One deadly tornado appeared to have formed near Lake Providence, La. around 8 p.m. Friday, local television station WAPT reported. It then quickly gained strength as it approached the Mississippi River. Rolling Fork, Miss. took a direct hit from the “wedge tornado,” meteorologists said.
“Wedge” is a term used to describe a tornado that “looks wider than the distance from ground to ambient cloud base,” appearing wider than it is tall, according to the National Oceanic and Atmospheric Administration. AccuWeather confirms they are some of the largest and most destructive types of tornadoes.
“My city is gone,” Rolling Fork Mayor Eldridge Walker told CNN. “But we are resilient and we are going to come back strong.”
Royce Steed, the emergency manager in Humphreys County, where Silver City is located, called the aftermath “almost complete devastation.” Comparing the damage to that of Hurricane Katrina, he said his town had been “more or less wiped off the map.”
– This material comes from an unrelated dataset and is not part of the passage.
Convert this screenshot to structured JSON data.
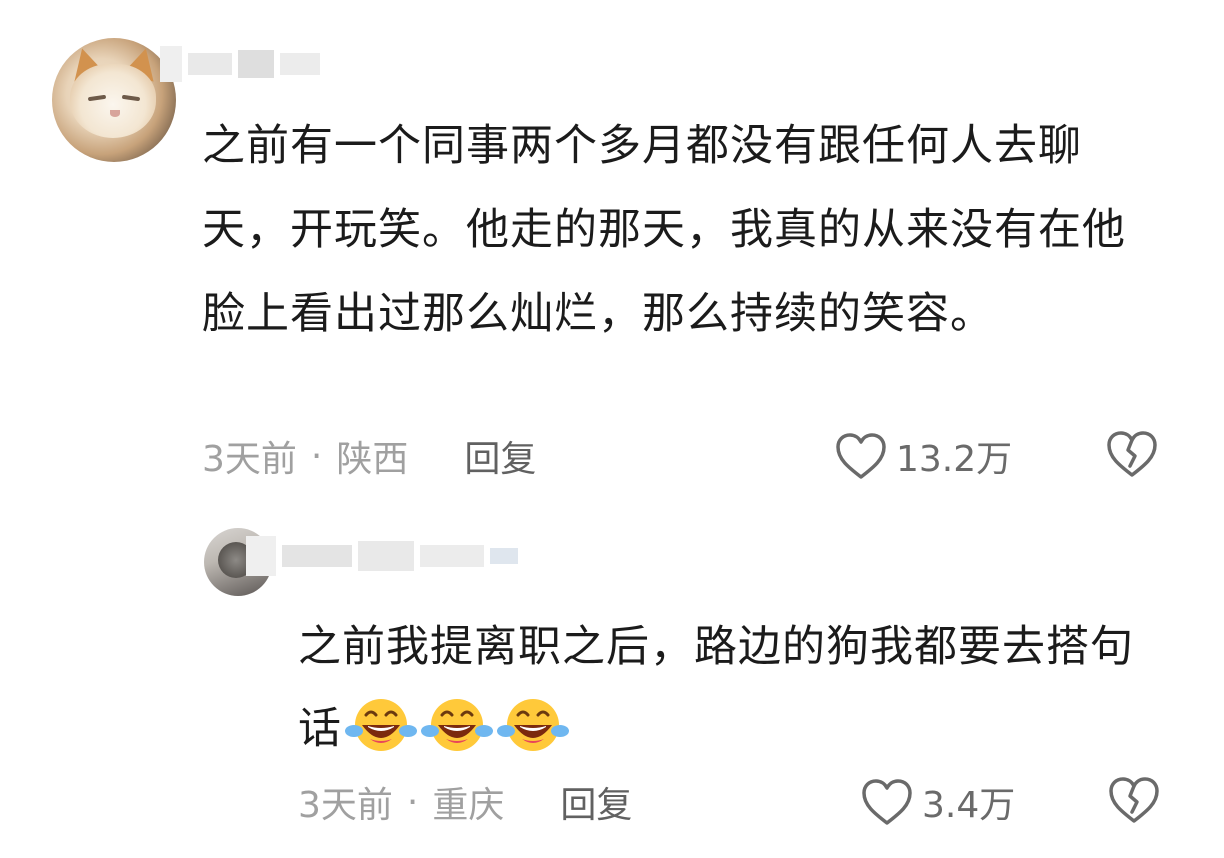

As cleanup is underway, the National Weather Service warned residents to “be careful near damaged buildings,” “watch out for power lines,” and to avoid walking or driving through floodwaters as “they can contain harmful bacteria, chemicals, sharp objects, live wires and reptiles/other animals.”
In and around Rolling Fork, three locations are now open for anyone seeking shelter following the storms. Breakfast, lunch and dinner will be offered at all three shelters MSEMA said.
Earlier this year, a series of powerful tornadoes barreled through Alabama and Georgia, killing at least eight people.